Thursday, October 22, 2009

Climate cooperation to help ties, Hu tells Obama


By Emma Graham-Harrison

BEIJING, Oct 21 (Reuters) - Chinese President Hu Jintao has told his U.S. counterpart Barack Obama that closer cooperation on fighting climate change could help improve overall ties between the world's top two greenhouse gas polluters.

Hu also said he was optimistic about U.N.-led talks on a new global framework to tackle climate change, even though the latest round of negotiations ran into trouble.

"Developing cooperation between the two sides on climate change issues would not only benefit the international community in its efforts to tackle climate change, but also have great significance for promoting the development of China-U.S. ties," the official Xinhua news agency quoted Hu as saying.

The leaders spoke by telephone on Wednesday morning Beijing time. Hu said "the two sides face common challenges in the field of climate change, and shared common interests".

Obama is due to make his first presidential visit to China next month, when he will also attend the APEC regional summit in Singapore and visit Japan and South Korea.

Officials have touted climate change as an area where both sides have much to gain from working together and much to lose if they cannot reach a deal to limit the production of gases that scientists say are warming the atmosphere.
Beijing and Washington also face contention over trade, military plans, and human rights -- all issues likely to be discussed when Hu sits down with Obama in Beijing.

OVERALL TALKS COULD HELP PRODUCE CLIMATE AGREEMENT
But potential give-and-take across these issues may also help create room for some agreement on climate change, said Wang Ke, an expert on global warming at Beijing's Renmin University.

"China may be able to make more concessions over climate change if it feels it's gaining more in other areas of the relationship, such as trade," Wang told Reuters.

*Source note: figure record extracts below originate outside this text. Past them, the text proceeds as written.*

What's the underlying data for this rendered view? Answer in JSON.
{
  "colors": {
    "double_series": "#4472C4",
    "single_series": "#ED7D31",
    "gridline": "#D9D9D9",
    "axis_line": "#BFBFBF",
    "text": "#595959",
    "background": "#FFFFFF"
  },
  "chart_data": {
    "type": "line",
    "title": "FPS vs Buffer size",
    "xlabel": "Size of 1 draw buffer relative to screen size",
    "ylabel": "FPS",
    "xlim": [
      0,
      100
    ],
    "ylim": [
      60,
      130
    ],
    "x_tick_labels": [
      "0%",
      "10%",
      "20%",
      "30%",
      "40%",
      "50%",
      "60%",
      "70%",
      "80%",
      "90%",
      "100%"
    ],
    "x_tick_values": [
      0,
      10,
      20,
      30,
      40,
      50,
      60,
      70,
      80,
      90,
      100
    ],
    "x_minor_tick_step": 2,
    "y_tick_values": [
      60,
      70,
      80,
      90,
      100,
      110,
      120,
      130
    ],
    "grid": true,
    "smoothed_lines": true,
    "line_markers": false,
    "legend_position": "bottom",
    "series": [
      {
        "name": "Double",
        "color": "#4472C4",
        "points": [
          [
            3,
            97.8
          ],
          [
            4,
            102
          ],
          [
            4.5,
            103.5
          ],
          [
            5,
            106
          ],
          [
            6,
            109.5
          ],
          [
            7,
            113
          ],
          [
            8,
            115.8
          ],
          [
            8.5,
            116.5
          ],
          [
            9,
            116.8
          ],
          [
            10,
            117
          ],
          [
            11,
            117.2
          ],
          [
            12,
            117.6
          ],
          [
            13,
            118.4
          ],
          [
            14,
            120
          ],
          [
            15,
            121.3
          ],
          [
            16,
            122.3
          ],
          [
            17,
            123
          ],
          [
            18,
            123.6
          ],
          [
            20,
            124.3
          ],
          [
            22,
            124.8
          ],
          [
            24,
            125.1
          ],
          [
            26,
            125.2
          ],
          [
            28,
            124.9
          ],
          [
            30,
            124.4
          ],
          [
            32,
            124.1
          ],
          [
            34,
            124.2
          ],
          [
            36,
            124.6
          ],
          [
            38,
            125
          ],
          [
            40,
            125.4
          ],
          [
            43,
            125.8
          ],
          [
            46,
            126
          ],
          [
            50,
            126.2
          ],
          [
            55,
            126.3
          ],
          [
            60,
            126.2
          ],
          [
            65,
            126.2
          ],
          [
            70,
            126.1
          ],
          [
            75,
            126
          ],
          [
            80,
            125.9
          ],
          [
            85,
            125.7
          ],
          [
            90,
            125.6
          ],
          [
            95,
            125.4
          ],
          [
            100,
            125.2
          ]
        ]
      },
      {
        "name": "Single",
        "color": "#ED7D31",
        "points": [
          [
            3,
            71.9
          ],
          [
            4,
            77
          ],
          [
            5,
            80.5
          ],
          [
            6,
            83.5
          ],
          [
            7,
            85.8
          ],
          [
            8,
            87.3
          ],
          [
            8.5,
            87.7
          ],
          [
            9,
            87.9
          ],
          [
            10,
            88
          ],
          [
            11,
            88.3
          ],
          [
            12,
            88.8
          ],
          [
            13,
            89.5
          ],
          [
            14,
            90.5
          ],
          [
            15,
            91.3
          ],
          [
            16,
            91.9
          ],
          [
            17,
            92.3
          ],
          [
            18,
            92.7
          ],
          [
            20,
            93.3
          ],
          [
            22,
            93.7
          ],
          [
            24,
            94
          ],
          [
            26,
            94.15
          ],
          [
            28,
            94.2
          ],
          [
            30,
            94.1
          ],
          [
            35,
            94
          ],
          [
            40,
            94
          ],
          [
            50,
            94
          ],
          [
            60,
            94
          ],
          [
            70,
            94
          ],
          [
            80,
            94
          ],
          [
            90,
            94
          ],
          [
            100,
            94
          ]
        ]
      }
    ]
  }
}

"Balancing across a whole range of issues may be easier than trying for a one-dimensional agreement on climate change."
China and the United States together account for about 40 percent of the world's greenhouse gas emissions, but China's average emissions per person are much lower.

In 2008, fast-growing China's emissions of carbon dioxide reached 6.8 billion tonnes, an increase of 178 percent over 1990 levels, according to the IWR, a German energy institute. U.S. emissions rose 17 percent to 6.4 billion tonnes.
Chinese scientists say higher global temperatures will cause more flooding in the south, droughts in the north and smaller harvests.

But despite growing concern among politicians and the public of many countries, U.N. climate talks on expanding the fight against global warming have largely stalled, making the outcome of a climate summit in Copenhagen in December uncertain.
Talks in Bangkok narrowed the options in a draft text of a likely agreement but failed to break the deadlock on key areas.

With less than 50 days to the Copenhagen meeting, negotiators face serious obstacles to getting the United States and large developing nations to sign up to a deal that would lead to big reductions in greenhouse gas emissions.
Hu said China remained optimistic about the summit.

Quoted by Xinhua, he said that if all sides worked towards "implementing the basic principles of the United Nations Framework Convention on Climate Change and the Kyoto Protocol, we can lock in gains already achieved in the negotiation of the Bali Roadmap".

He was referring to an action plan agreed at U.N. climate talks in Dec 2007 that launched two years of negotiations to try to finalise a broader framework to expand or replace the Kyoto Protocol. That process is meant to conclude in Copenhagen.